The bridge completed a 2-mile walking trail at the lake, which has been incredibly popular with residents of all ages. The city also has made improvements to other parks around the city in the wake of a 2017 parks and recreation master plan.

“The use of Lake Wilson after the completion of the bridge and the walking trail has increased tenfold,” said Parks and Recreation Director David Lee. “It is almost as if most of the citizens didn’t know it existed, but now they do. The new plan for the park focuses on the beautiful sights around the water, nature and passive recreation opportunities.”

Deputy City Manager Harry Tyson said the proposed improvements include a new bridge over the dam, paved parking, sidewalks for accessibility, a bathroom, improved boat ramps and docks as well as a small dog park. As designed by Rivers & Associates, the plan will cost $891,750 and take about six months to complete once the necessary permits are obtained.

“If you choose, there is a potential some of this could be phased. However, the problem with phasing is the popularity of the park and how long it would be under construction,” Goings told the council. “It could take two, three or four years, which means a park that is getting used tremendously is constantly under construction.
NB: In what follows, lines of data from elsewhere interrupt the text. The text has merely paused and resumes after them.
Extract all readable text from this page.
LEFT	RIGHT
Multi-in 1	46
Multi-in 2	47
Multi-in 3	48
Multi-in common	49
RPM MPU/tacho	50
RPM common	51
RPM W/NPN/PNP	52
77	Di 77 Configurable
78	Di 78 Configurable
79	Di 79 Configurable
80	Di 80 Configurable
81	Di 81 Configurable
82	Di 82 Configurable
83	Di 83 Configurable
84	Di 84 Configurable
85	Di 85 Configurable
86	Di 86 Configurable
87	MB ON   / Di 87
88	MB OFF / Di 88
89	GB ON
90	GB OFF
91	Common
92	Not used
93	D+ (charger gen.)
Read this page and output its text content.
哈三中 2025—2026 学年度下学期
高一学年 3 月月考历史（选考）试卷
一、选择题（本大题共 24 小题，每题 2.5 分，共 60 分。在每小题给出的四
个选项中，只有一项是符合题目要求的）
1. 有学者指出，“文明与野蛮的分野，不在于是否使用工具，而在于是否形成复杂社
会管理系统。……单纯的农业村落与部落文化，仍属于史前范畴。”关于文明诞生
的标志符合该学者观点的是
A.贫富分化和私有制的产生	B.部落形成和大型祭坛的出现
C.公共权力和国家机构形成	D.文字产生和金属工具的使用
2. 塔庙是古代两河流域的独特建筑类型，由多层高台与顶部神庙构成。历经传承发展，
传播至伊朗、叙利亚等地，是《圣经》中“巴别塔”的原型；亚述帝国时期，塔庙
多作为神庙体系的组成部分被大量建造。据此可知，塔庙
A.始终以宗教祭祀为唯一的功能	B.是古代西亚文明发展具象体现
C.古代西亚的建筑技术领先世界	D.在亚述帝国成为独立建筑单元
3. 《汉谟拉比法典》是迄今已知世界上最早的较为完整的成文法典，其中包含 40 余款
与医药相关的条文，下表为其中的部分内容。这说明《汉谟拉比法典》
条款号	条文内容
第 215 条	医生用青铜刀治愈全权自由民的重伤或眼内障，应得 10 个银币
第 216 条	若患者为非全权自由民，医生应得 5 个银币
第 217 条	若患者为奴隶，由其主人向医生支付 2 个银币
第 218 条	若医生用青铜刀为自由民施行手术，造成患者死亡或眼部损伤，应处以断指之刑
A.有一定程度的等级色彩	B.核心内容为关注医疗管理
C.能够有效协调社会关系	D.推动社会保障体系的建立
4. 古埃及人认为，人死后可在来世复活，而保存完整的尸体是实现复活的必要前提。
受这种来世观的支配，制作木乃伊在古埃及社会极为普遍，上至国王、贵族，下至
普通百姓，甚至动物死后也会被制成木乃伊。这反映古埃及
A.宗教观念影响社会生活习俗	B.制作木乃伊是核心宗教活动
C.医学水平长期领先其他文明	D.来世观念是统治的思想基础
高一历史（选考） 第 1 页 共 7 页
So if you approve the funding, we’d prefer to do it as one project.”

Council members supported completing the project all together and the city’s parks manager Dale Edmonds said the plan would be for crews to work on sections.

“Councilman James Johnson asked if we’d totally close down the park for the work, but there will be some times the park is closed because of what construction is underway, but that is not our goal,” Tyson said. “We want to get it done as soon as possible so people can get back to using it.”

The plan covers 90 acres at Lake Wilson with funding for the project coming from the city’s general fund.

“Since the recession, you have averaged about $1 million contribution back to the general fund balance at the end of the fiscal year,” Goings said. “I never like to guarantee that because we budget conservatively, but you can afford it with the budget overage from the last audit.”

While no increase in property taxes is anticipated for the plan, Goings did say staff was developing projects for improvements at a variety of the city parks so when the council is ready to move, there is no delay.

“I would anticipate that as we implement the parks and recreation master plan, you’ll need to start expecting between $700,000 and $1 million a year as we get these projects done,” Goings said. “If we get into a recession or something (that) will clearly affect the tax rate, I’ll let you know.”

The councilmen were eager to get construction going as Goings noted passive recreation improvements are popular from young adults to the city’s elders.

“I don’t want to slow down the momentum of our city, and parks and recreation is essential to that,” said Councilman Michael Bell.